The posters associated with this session had the same eclectic topic diversity. Briefly, they covered projects focused on environmental measurements as well as a mixture of biological measurements combined with other meta-data. The direct environmental studies included a survey of agricultural chemicals in surface waters and radionuclides in the built environment. Another presentation investigated specific links between environmental exposures and resulting chemical biomarkers in biological tissues wherein organophosphate flame-retardants in indoor air particulate matter were found in human placenta samples. Two of the presentations reported results of “discovery” analyses; one presented results from a study of manatees from the Florida coasts wherein they identified waterborne contaminants in manatee blood, and another assessed persistent organic pollutants that bio-accumulate in adipose tissue of Alzheimer’s patients. Overall, the contributions to the poster session captured the variety of current environmentally related studies and served as an excellent complement to the platform presentations.

Summary

All of the submitted projects fit into the general theme of the symposium that environmental and biological measurements are complex, and that we are now in a scientific time where research can no longer be conducted in “silos”. To effectively address questions in the area of biomarkers research, we need to broaden the applicability and the methodology for investigating the relationships between the environment and human health. From the symposium, we found that a major component of the evolving research framework involves discovering and documenting as many biomarkers as possible for assessing health states. However, we can never lose sight of the importance of careful collection of environmental measurements that are needed to support and generate insight into public health problems with a biological basis. We also need to consider components of the human exposome beyond chemical biomarkers and include the endogenous biochemicals from human and microbiome metabolism.

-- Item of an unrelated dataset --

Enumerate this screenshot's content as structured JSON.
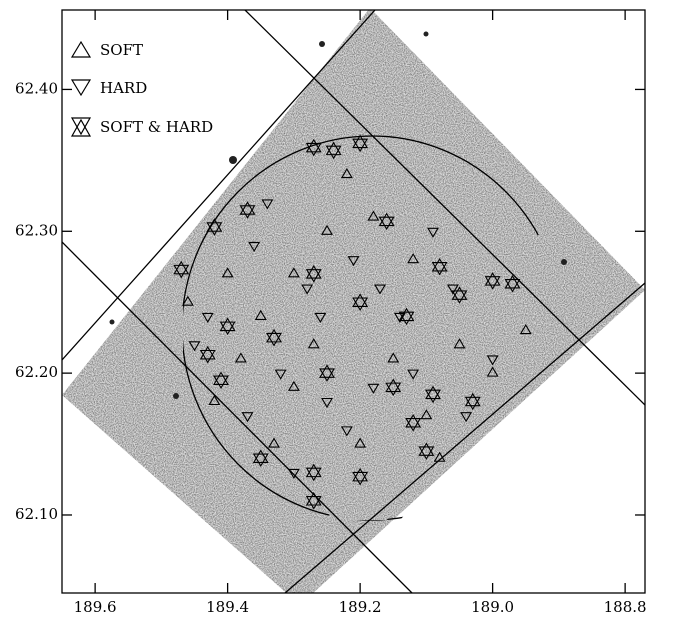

As research becomes more and more complex, collaboration among research groups is paramount. It is through such meetings and symposia that we can share concepts, data, and expertise for making comprehensive assessments of the pathway from exposure to health outcome. Furthermore, the authors encourage the readership of the journal to consider engaging in similar research activities, symposia, and other outreach to the biomarkers community and consider writing similar reports.

Acknowledgements

The authors are thankful for thoughtful advice and comments from the various speakers, participants, audience members, and colleagues at the meeting. The United States Environmental Protection Agency through its Office of Research and Development has subjected this article to Agency administrative review and approved it for publication.

Declaration of interest

The authors report no conflicts of interest. The authors alone are responsible for the content and writing of this article.